Director and Principal Consultant of Forbes‐ Laird  Arboricultural  Consultancy  Ltd  (FLAC),  a  small  but ...

 

 

Oh dear! What a big mouth! Especially when he is wrong! I have his report that he mentions & it may come back to haunt him.....& suddenly after a few days in the "jungle" he has become an expert on Sumatra. I wonder if Mr F-L could tell us how many felling licences he has successfully applied before he came across this one? He might discover an awful similarity in wording between the one he quotes from & criticises & the one the "little guy" gets given. Don't mention the TPO to the FC & the FL doesn't cover exemption from the TPO. That's why it says it across the front page of the licence! Nothing special there.

 

I wonder how many words of Indonesian he knows?

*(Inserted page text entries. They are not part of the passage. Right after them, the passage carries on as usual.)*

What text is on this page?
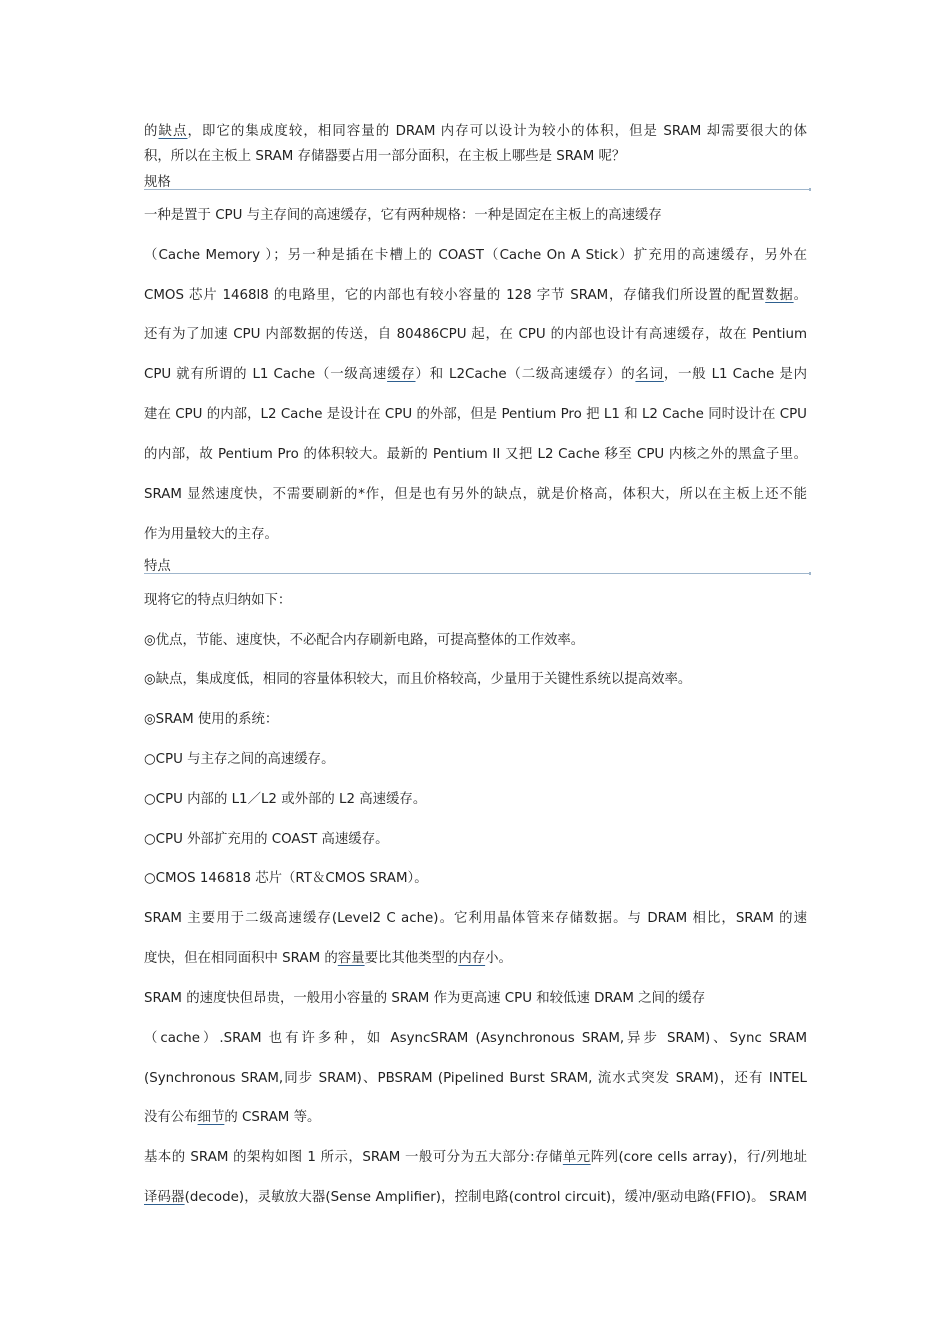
的缺点，即它的集成度较，相同容量的 DRAM 内存可以设计为较小的体积，但是 SRAM 却需要很大的体
积，所以在主板上 SRAM 存储器要占用一部分面积，在主板上哪些是 SRAM 呢？
规格
一种是置于 CPU 与主存间的高速缓存，它有两种规格：一种是固定在主板上的高速缓存
（Cache Memory ）；另一种是插在卡槽上的 COAST（Cache On A Stick）扩充用的高速缓存，另外在
CMOS 芯片 1468l8 的电路里，它的内部也有较小容量的 128 字节 SRAM，存储我们所设置的配置数据。
还有为了加速 CPU 内部数据的传送，自 80486CPU 起，在 CPU 的内部也设计有高速缓存，故在 Pentium
CPU 就有所谓的 L1 Cache（一级高速缓存）和 L2Cache（二级高速缓存）的名词，一般 L1 Cache 是内
建在 CPU 的内部，L2 Cache 是设计在 CPU 的外部，但是 Pentium Pro 把 L1 和 L2 Cache 同时设计在 CPU
的内部，故 Pentium Pro 的体积较大。最新的 Pentium II 又把 L2 Cache 移至 CPU 内核之外的黑盒子里。
SRAM 显然速度快，不需要刷新的*作，但是也有另外的缺点，就是价格高，体积大，所以在主板上还不能
作为用量较大的主存。
特点
现将它的特点归纳如下：
◎优点，节能、速度快，不必配合内存刷新电路，可提高整体的工作效率。
◎缺点，集成度低，相同的容量体积较大，而且价格较高，少量用于关键性系统以提高效率。
◎SRAM 使用的系统：
○CPU 与主存之间的高速缓存。
○CPU 内部的 L1／L2 或外部的 L2 高速缓存。
○CPU 外部扩充用的 COAST 高速缓存。
○CMOS 146818 芯片（RT＆CMOS SRAM）。
SRAM 主要用于二级高速缓存(Level2 C ache)。它利用晶体管来存储数据。与 DRAM 相比，SRAM 的速
度快，但在相同面积中 SRAM 的容量要比其他类型的内存小。
SRAM 的速度快但昂贵，一般用小容量的 SRAM 作为更高速 CPU 和较低速 DRAM 之间的缓存
（cache）.SRAM 也有许多种，如 AsyncSRAM (Asynchronous SRAM,异步 SRAM)、Sync SRAM
(Synchronous SRAM,同步 SRAM)、PBSRAM (Pipelined Burst SRAM, 流水式突发 SRAM)，还有 INTEL
没有公布细节的 CSRAM 等。
基本的 SRAM 的架构如图 1 所示，SRAM 一般可分为五大部分:存储单元阵列(core cells array)，行/列地址
译码器(decode)，灵敏放大器(Sense Amplifier)，控制电路(control circuit)，缓冲/驱动电路(FFIO)。 SRAM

How much he knows about Indonesian forest policy? Well I first went to Sumatra in 1979 & worked in the Ministry of Forestry in Jakarta (Manggala Wanabakti) on and off between 1994 and 2010 or so (I need to check my cv for the precise details). Who was my main client....the European Commission. Does EU policy lead to unintended consequences? I'm sure it does but really the EU has become a bit of side issue in Indonesia. Japanese demand for plywood was a much more significant force in logging Indonesian forests starting in the 1960s, through the 1970s, 1980s & 1990s, taken over by the much greater demand by China for everything from 2000 or so. Oil palm does of course get into many products & demand for oil palm underpins the desire to turn degraded forest into oil palm plantations......but most of lowland Sumatra had been logged by the time Yves Laumonier wrote his book "The Vegetation and Physiography of Sumatra" in 1997. It was then logged & logged again corruptly and illegally and only then, assisted by the likes of APP (Asia Pulp & Paper - look it up!) remaining forest land was cleared with the logs disappearing into pulp and cheap photocopy paper that YOU may have unwittingly bought. Oil palm conversion really is at the end of the long process of converting high quality "orang hutan" habitat ; clearly orang hutan have retreated into whatever habitat is left for them, mostly highly degraded forest.

 

I suggest you look up Harapan on the RSPB website ......it's a good example of what can be done with rainforest adjacent to the oil palm plantations. The oil palm provides jobs & economic development taking the pressure OFF the forest.